Tuesday

TAs in your large classes

TAs in your teaching team

Guidelines to set up the large class teaching by using a group of TAs:

1. Think broadly about training the teaching team
2. Recognize the different developmental stages among the TAs
3. Determine a clear organizational structure
4. Select and train the TAs
5. Communicate your expectations clearly
6. Evaluate across the semester the team work
7. Model teamwork and professional behavior

1. Think broadly about training the teaching team
- Emphasize a large definition of teaching which involves any interaction with students in the content of a course. Many times TAs think about “teaching” as standing up and lecturing. However the teaching work of a TA involves peer facilitation in working with small groups, organizing the class, dealing with discipline in the classroom, grading papers, responding to questions in office hours, responding and sending e-mails. Stress to your TAs that all work involving the course are in fact the different facets of teaching.
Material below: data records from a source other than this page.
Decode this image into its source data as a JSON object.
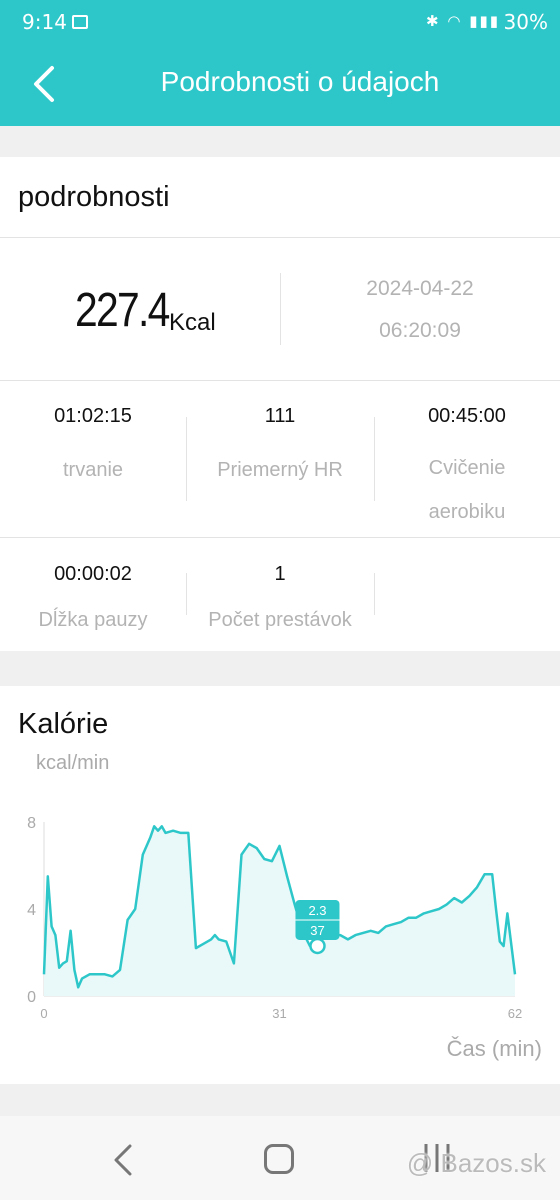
{
  "status": {
    "time": "9:14",
    "battery": "30%"
  },
  "header": {
    "title": "Podrobnosti o údajoch"
  },
  "details": {
    "title": "podrobnosti",
    "calories_value": "227.4",
    "calories_unit": "Kcal",
    "date": "2024-04-22",
    "time": "06:20:09",
    "stats": [
      {
        "value": "01:02:15",
        "label": "trvanie"
      },
      {
        "value": "111",
        "label": "Priemerný HR"
      },
      {
        "value": "00:45:00",
        "label": "Cvičenie aerobiku"
      },
      {
        "value": "00:00:02",
        "label": "Dĺžka pauzy"
      },
      {
        "value": "1",
        "label": "Počet prestávok"
      }
    ]
  },
  "chart_section": {
    "title": "Kalórie",
    "unit_label": "kcal/min",
    "x_axis_label": "Čas (min)"
  },
  "chart_data": {
    "type": "area",
    "ylabel": "kcal/min",
    "xlabel": "Čas (min)",
    "ylim": [
      0,
      8
    ],
    "xlim": [
      0,
      62
    ],
    "y_ticks": [
      "0",
      "4",
      "8"
    ],
    "x_ticks": [
      "0",
      "31",
      "62"
    ],
    "color": "#2ec7c9",
    "x": [
      0,
      0.5,
      1,
      1.5,
      2,
      2.5,
      3,
      3.5,
      4,
      4.5,
      5,
      5.5,
      6,
      7,
      8,
      9,
      10,
      11,
      12,
      13,
      14,
      14.5,
      15,
      15.5,
      16,
      17,
      18,
      19,
      20,
      21,
      22,
      22.5,
      23,
      24,
      25,
      26,
      27,
      28,
      29,
      30,
      31,
      32,
      33,
      34,
      35,
      36,
      37,
      38,
      39,
      40,
      41,
      42,
      43,
      44,
      45,
      46,
      47,
      48,
      49,
      50,
      51,
      52,
      53,
      54,
      55,
      56,
      57,
      58,
      59,
      59.5,
      60,
      60.5,
      61,
      62
    ],
    "values": [
      1.0,
      5.5,
      3.2,
      2.8,
      1.3,
      1.5,
      1.6,
      3.0,
      1.2,
      0.4,
      0.8,
      0.9,
      1.0,
      1.0,
      1.0,
      0.9,
      1.2,
      3.5,
      4.0,
      6.5,
      7.3,
      7.8,
      7.6,
      7.8,
      7.5,
      7.6,
      7.5,
      7.5,
      2.2,
      2.4,
      2.6,
      2.8,
      2.6,
      2.5,
      1.5,
      6.5,
      7.0,
      6.8,
      6.3,
      6.2,
      6.9,
      5.5,
      4.2,
      3.0,
      2.3,
      2.7,
      2.8,
      2.8,
      2.8,
      2.6,
      2.8,
      2.9,
      3.0,
      2.9,
      3.2,
      3.3,
      3.4,
      3.6,
      3.6,
      3.8,
      3.9,
      4.0,
      4.2,
      4.5,
      4.3,
      4.6,
      5.0,
      5.6,
      5.6,
      4.0,
      2.5,
      2.3,
      3.8,
      1.0
    ],
    "tooltip": {
      "x": 36,
      "value": "2.3",
      "label": "37"
    }
  },
  "nav": {
    "watermark": "@ Bazos.sk"
  }
}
2. Recognize the different developmental stages among the TAs
- Consider the preparedness when making assignments for TAs. Those who have previous experience can handle more assignments and have many responsibilities compared to new TAs who need more guidance and instruction and help. Recognize that your TAs need different levels of structure, supervision, help, and guidance. Experienced TAs can take the role of teaching a lecture when new TAs feel uncomfortable even speaking in front of a small group.
- Be sensitive to age, gender, race, ethnicity aside of the teaching experience.

3. Determine a clear organizational structure
- Usually TAs share class responsibilities with the faculty member, assist the faculty in class organization, class materials, office visits, student e-mail, proctoring exams, grading papers and exams, peer facilitation, groups work coordination, lab work supervision, small section discussions, facilitate learning in break out sections and other problem solving activities.
- Decisions on organization and most appropriate structural model depends on department specifics, resources, functions that TAs need to fill, and particular faculty decisions in what concerns the course needs.

4. Select and train the TAs
- Selection and training of TAs is a very important part of working with TAs in small or large classes alike. No matter which organization model is used and what are the functions for each TA in the course several important criteria for TA selection are as following:
o Competency and direct experience with the course content
o Ability to work at different levels and in a team of instructors and TAs
o Ability to communicate with students
o Diversity of staff
o Willingness to participate in meetings, training, and weekly discussions with the instructors
- Per-semester training and Weekly meetings should provide TAs with details about the syllabus, class activities, student progress, grading issues
- A major topic for training the TAs should be concerning how to evaluate students work. A grading pan should be in place before the semester start. The use of a grading rubric is strongly advised. Using the grading rubric for the course TAs should be trained using some mock up student work so all TAs of a course be able to understand the grading requirements

5. Communicate your expectations clearly
- Always communicate high expectations for your course so that TAs understand that you are serious about your work. Involve the teaching team in setting the specific team work goals and interactions so they feel part of the team and that you are considering their needs
- Alleviate the concern that they should master perfectly the course content. Assure them that they have skills of working as a TA that you appreciate and that they have the expertise necessary and that they also learn in the process of being a TA
- If you have many TAs and also undergraduate peer facilitators it is good to set a clear structure. That will help in communication and also in the level of responsibility. For multiple TAs is always good to name a team coordinator (a TA with more experience) who will be the main contact person between you and the entire team. This way you could inform the team coordinator who will then make sure to deliver the information to the entire team, and vice versa.
- Use wiki password protected for your teaching team. There you will post the scoring rubrics for the exams, quizzes, homework and other assignments to be graded. Post on the wiki also at least one assignment that was graded by you so your TAs have a model. Post threads with your rationale when you grade the different parts. Explain in your own words your thinking process for each step of the grading rubric. In case you do not use a grading rubric then you MUST post detailed explanation about how you think when you grade an assignment. Allow your TAs to ask questions and post their reasoning on the wiki, keep a dialog and that will help the entire team and especially you (the faculty) to learn from present experience and improve your work with future teaching teams. Besides you can keep the same wiki across many semesters and improve it.

6. Evaluate across the semester the team work
- Feedback should be an ongoing part of team teaching. Your team will respond better if you stress developing versus performing, and learning versus knowing.
- Provide feedback and ask for feedback. Try to brainstorm with your team solutions to obstacles as well as to teaching goals.
- Ask everyone in your teaching team to encourage feedback from students.

7. Model teamwork and professional behavior
- You should present to the students from first day of classes your teaching team. All their names and information should be on the syllabus and they should be present in the first day. Involve them from the first day and stress to your students that you keep a close team work relationship with the teaching team and that you have weekly meetings.
- Provide diverse way to form and maintain team cohesion. It is important that student hear the same message from every member of the teaching team to not create confusion. If students observe that different TAs have different approaches or disagreements they will use these differences to create more confusion and discord in the classroom. For this reason weekly meetings and tight communication with your TAs is of major importance in teaching large classes.